4.2.12	2026-03-29	BM	Added Section 17 (Naming Conventions) — four-rule naming standard for repos, folders, and files with repository mapping table. Renumbered Final Statement to Section 18.
4.2.13	2026-03-29	BM	Updated Section 17 naming conventions: added Section 17.0 (General Principles — case-insensitive uniqueness, proper names, Mac vs Hetzner, tool names, descriptive folders). Updated 17.2 to distinguish Mac/Hetzner. Updated 17.5 mapping table with Hetzner column. Added 17.6 (Operational Tools — folder cleanup + workspace graph).
4.2.14	2026-03-29	BM	Cross-references: Added pointer to `resources/DESIGN_cli_services.md` in Section 9.6A (CLI services framework including Porkbun DNS and Hetzner hcloud). Added hcloud to Must-Have CLI tools table.
5.0.1	2026-03-30	GO	N22: Added Section 8.8.1 (Connection Pooling) -- PgBouncer or built-in pool_size recommended at 15+ agents, current Fastify pool max: 20, struxio_db_pool_* gauge monitoring via GET /metrics, pool exhaustion = warning alert.
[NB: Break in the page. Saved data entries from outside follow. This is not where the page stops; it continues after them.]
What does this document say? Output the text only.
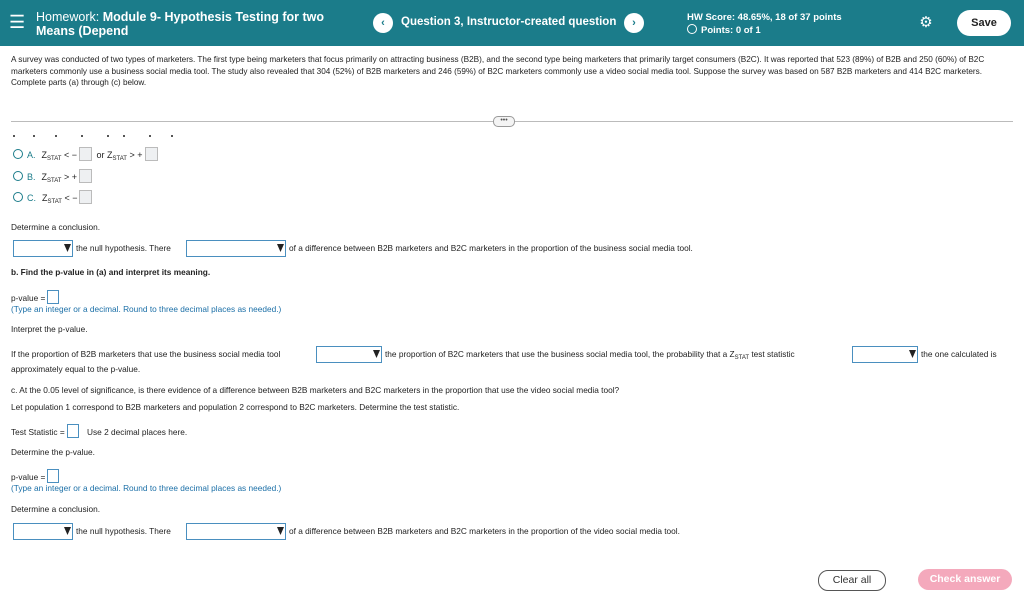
☰ Homework: Module 9- Hypothesis Testing for two Means (Depend
‹	Question 3, Instructor-created question	›	HW Score: 48.65%, 18 of 37 points
Points: 0 of 1	⚙	Save
A survey was conducted of two types of marketers. The first type being marketers that focus primarily on attracting business (B2B), and the second type being marketers that primarily target consumers (B2C). It was reported that 523 (89%) of B2B and 250 (60%) of B2C marketers commonly use a business social media tool. The study also revealed that 304 (52%) of B2B marketers and 246 (59%) of B2C marketers commonly use a video social media tool. Suppose the survey was based on 587 B2B marketers and 414 B2C marketers. Complete parts (a) through (c) below.
•••
A. $Z_{STAT}$ < − or $Z_{STAT}$ > +
B. $Z_{STAT}$ > +
C. $Z_{STAT}$ < −
Determine a conclusion.
the null hypothesis. There	of a difference between B2B marketers and B2C marketers in the proportion of the business social media tool.
b. Find the p-value in (a) and interpret its meaning.
p-value =
(Type an integer or a decimal. Round to three decimal places as needed.)
Interpret the p-value.
If the proportion of B2B marketers that use the business social media tool	the proportion of B2C marketers that use the business social media tool, the probability that a $Z_{STAT}$ test statistic	the one calculated is
approximately equal to the p-value.
c. At the 0.05 level of significance, is there evidence of a difference between B2B marketers and B2C marketers in the proportion that use the video social media tool?
Let population 1 correspond to B2B marketers and population 2 correspond to B2C marketers. Determine the test statistic.
Test Statistic =	Use 2 decimal places here.
Determine the p-value.
p-value =
(Type an integer or a decimal. Round to three decimal places as needed.)
Determine a conclusion.
the null hypothesis. There	of a difference between B2B marketers and B2C marketers in the proportion of the video social media tool.
Clear all	Check answer
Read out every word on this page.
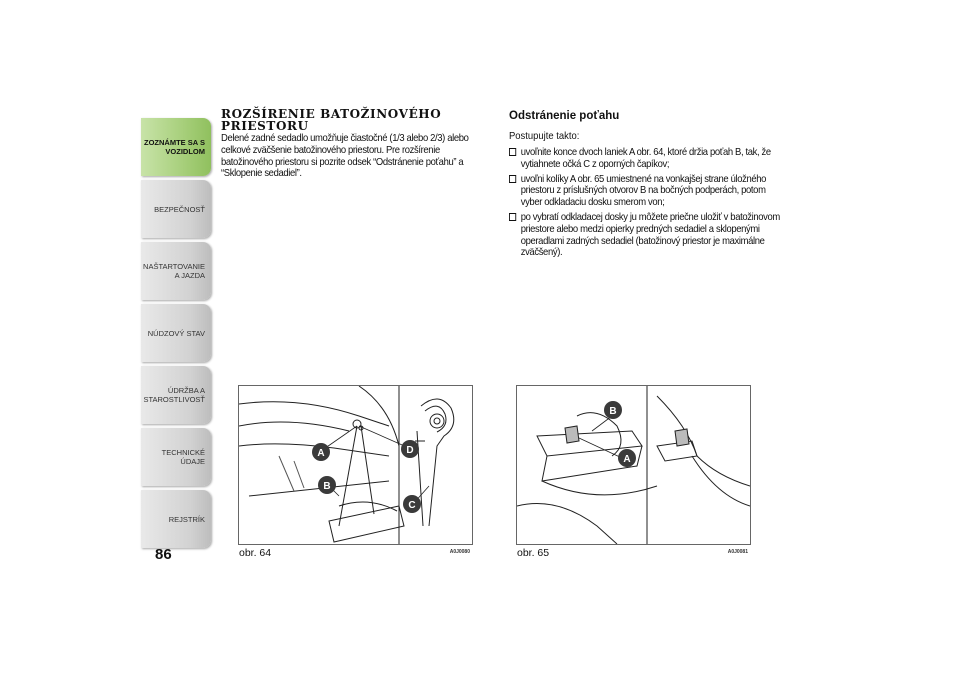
ZOZNÁMTE SA S VOZIDLOM
BEZPEČNOSŤ
NAŠTARTOVANIE A JAZDA
NÚDZOVÝ STAV
ÚDRŽBA A STAROSTLIVOSŤ
TECHNICKÉ ÚDAJE
REJSTRÍK
86
ROZŠÍRENIE BATOŽINOVÉHO PRIESTORU

Delené zadné sedadlo umožňuje čiastočné (1/3 alebo 2/3) alebo celkové zväčšenie batožinového priestoru. Pre rozšírenie batožinového priestoru si pozrite odsek “Odstránenie poťahu” a “Sklopenie sedadiel”.

Odstránenie poťahu

Postupujte takto:

uvoľnite konce dvoch laniek A obr. 64, ktoré držia poťah B, tak, že vytiahnete očká C z oporných čapíkov;
uvoľni kolíky A obr. 65 umiestnené na vonkajšej strane úložného priestoru z príslušných otvorov B na bočných podperách, potom vyber odkladaciu dosku smerom von;
po vybratí odkladacej dosky ju môžete priečne uložiť v batožinovom priestore alebo medzi opierky predných sedadiel a sklopenými operadlami zadných sedadiel (batožinový priestor je maximálne zväčšený).
A
B
D
C
obr. 64	A0J0080
B
A
obr. 65	A0J0081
5.0.2	2026-03-30	GO	N8: Added Section 13.5A (Scaling Triggers) — four specific thresholds: PostgreSQL write latency > 50ms at 10+ agents → read replicas; host memory > 75% sustained → new host; Bus latency > 200ms → caching layer; spawn queue depth > 5 → distribute to additional hosts. N20: Added Section 8.12A (Bus API Rate Limits) — default 100 req/min per actor, burst 200 req/min throttled, 1 SSE connection per actor per channel, 50 events/min per actor.
5.0.3	2026-03-30	GO	C4: Added Section 10.3A (PostgreSQL WAL Archiving) — continuous WAL shipping to B2, RPO reduced from 24h to 5 minutes, archive_mode/archive_command config, point-in-time restore procedure (7 steps), monitoring rules. Updated Section 10.6 RPO target to reflect WAL archiving. C5: Expanded Section 10.8 (Restore Drill Requirements) — monthly restore drill procedure with 6-step checklist (download, restore, verify tables, verify freshness, cleanup, record), success criteria, failure response, results recorded in state/restore_drills.yaml.
5.0.4	2026-03-30	GO	I13: Revised agent count estimate in Section 9.5A — realistic max 8-10 concurrent agents on CPX62 (30 GB RAM). Each Claude Code process ~300-500 MB, services baseline ~10 GB, 3-5 GB safety buffer. Previous higher estimates reflected smaller assumed agent footprints.
5.0.5	2026-03-30	GO	N8 addendum: Added two scaling triggers to Section 13.5A — concurrent agent count > 8 per host → evaluate second host; disk usage > 80% → archive old partitions.